Internal consistency of distance metrics.

After calculating the “distance from center” scores for each psychological process for each play, for each author, Cronbach’s alpha was used to determine whether distance scores were consistent with each other. For example, if a play is far from the psychological center of Shakespeare’s collected works on cognitive processes, is the same play generally an outlier across all psychological processes, or are these distance metrics relatively isolated?

Cronbach’s alpha results are presented in Table 4. The internal consistency analysis did, in fact, find that the distances of each psychological process for each play formed a coherent single factor for all authors in the dataset. In other words, when a given play was further away from an author’s center along one set of psychological processes, it was generally further away from the center along all other psychological processes as well. These results were universally true and not isolated to a specific author or subset of authors.
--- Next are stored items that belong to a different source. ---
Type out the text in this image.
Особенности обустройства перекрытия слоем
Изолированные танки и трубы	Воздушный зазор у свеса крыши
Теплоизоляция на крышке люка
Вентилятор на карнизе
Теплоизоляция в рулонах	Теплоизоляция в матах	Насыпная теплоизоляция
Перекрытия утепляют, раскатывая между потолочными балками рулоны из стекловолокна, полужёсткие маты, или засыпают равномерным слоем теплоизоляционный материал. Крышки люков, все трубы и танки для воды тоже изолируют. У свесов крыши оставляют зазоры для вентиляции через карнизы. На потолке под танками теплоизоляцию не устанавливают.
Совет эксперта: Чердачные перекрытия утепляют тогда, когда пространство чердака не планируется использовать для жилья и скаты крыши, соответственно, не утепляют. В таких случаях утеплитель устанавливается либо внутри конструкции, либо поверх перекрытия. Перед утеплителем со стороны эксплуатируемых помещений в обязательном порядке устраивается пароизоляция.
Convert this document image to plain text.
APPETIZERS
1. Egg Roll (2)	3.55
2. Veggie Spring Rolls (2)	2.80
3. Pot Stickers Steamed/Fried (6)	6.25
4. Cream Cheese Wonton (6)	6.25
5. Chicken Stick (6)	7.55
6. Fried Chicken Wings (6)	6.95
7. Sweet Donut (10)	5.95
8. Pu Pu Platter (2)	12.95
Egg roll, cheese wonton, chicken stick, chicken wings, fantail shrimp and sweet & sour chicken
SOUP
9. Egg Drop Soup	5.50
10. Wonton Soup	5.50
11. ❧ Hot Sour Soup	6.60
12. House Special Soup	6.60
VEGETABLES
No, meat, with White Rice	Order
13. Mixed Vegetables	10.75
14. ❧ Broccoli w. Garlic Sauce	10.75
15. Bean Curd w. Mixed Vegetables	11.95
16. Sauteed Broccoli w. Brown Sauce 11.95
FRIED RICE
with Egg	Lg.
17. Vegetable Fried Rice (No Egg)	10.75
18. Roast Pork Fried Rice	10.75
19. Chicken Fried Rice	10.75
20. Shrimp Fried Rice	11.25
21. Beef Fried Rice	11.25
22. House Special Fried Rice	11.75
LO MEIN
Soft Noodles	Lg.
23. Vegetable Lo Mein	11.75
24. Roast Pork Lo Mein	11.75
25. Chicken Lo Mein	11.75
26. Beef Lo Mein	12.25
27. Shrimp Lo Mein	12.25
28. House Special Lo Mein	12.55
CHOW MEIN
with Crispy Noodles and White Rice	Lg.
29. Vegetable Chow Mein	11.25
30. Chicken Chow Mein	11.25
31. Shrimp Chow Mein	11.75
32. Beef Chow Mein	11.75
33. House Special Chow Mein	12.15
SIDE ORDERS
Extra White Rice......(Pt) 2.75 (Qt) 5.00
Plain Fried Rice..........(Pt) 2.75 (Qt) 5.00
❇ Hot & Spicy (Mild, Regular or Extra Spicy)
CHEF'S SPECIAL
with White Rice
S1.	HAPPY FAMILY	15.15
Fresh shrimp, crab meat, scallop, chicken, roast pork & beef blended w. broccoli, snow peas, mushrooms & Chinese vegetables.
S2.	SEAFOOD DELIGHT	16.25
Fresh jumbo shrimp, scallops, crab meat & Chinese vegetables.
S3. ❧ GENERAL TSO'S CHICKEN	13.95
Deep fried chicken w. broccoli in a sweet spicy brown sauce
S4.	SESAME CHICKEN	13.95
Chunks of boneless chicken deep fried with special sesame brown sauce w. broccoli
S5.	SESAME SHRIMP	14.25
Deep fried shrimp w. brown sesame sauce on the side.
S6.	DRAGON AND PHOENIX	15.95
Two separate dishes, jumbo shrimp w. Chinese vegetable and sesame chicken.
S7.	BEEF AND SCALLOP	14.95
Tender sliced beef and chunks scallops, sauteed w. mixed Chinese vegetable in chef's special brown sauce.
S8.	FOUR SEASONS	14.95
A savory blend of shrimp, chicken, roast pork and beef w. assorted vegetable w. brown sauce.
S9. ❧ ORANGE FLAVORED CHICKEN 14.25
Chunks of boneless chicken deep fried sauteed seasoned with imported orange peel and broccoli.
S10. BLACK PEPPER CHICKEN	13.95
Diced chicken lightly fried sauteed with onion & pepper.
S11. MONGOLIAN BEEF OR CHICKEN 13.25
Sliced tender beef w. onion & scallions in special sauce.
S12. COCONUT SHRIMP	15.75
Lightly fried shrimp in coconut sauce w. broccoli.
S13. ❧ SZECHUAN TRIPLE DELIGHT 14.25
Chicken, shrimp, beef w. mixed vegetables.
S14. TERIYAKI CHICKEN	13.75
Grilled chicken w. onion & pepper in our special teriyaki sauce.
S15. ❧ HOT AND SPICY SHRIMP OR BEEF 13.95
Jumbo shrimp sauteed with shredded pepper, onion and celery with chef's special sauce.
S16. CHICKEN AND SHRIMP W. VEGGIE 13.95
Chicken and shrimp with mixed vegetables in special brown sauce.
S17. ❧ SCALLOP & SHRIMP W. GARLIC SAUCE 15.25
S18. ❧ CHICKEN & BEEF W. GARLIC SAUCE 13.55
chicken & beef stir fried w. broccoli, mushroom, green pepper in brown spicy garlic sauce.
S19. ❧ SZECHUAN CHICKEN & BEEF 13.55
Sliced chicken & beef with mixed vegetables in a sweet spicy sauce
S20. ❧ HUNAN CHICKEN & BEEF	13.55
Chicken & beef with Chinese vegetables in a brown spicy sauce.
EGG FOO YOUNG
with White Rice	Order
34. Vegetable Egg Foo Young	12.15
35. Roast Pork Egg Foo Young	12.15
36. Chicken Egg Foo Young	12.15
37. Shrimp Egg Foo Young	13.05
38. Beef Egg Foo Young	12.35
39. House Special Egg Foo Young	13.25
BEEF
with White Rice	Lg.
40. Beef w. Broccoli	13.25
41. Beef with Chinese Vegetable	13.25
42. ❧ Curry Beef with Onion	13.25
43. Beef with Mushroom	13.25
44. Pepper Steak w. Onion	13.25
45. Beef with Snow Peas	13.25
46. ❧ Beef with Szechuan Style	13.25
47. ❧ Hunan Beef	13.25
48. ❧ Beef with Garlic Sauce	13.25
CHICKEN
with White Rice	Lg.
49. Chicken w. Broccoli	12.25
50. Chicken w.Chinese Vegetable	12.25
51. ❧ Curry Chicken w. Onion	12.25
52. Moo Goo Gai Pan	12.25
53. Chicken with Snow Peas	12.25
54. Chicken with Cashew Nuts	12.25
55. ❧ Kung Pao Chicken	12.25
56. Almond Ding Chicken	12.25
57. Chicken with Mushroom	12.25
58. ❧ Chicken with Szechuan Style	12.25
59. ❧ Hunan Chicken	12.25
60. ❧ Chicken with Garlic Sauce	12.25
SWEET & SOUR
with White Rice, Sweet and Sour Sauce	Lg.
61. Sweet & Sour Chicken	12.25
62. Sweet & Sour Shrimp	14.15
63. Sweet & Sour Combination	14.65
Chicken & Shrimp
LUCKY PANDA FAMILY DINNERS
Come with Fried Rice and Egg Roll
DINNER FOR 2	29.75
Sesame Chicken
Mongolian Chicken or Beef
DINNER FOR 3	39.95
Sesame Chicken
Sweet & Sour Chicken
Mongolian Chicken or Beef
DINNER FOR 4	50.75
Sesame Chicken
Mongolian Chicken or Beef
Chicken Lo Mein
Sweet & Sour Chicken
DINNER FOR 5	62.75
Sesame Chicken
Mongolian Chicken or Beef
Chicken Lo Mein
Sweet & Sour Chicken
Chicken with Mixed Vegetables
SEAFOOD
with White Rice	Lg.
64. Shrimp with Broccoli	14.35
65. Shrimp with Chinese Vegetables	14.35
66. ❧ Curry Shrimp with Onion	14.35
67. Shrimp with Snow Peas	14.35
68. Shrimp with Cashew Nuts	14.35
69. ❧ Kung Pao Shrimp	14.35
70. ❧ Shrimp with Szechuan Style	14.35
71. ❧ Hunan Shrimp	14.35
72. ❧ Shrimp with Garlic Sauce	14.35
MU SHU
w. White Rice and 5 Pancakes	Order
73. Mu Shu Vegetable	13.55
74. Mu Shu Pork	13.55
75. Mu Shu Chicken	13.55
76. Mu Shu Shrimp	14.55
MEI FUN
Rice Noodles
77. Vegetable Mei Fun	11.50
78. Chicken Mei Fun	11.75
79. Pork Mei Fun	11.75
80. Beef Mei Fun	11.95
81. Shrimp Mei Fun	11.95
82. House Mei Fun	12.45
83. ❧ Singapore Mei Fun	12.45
The description of the MPM steps performed up to this point is, admittedly, rather intricate. As an illustrative example of the procedures described thus far, Table 5 presents descriptive statistics and inter-item correlations for all distance measures for Behn’s plays. Additionally, a simplified “step-by-step” description of the MPM process is presented in Section E in S1 File to help readers more clearly understand the steps of the process, as well as apply this method to their own work.

Table 5. Summary statistics and inter-item correlations for all distance measures calculated for the verified plays of Aphra Behn (i.e., excluding questioned plays).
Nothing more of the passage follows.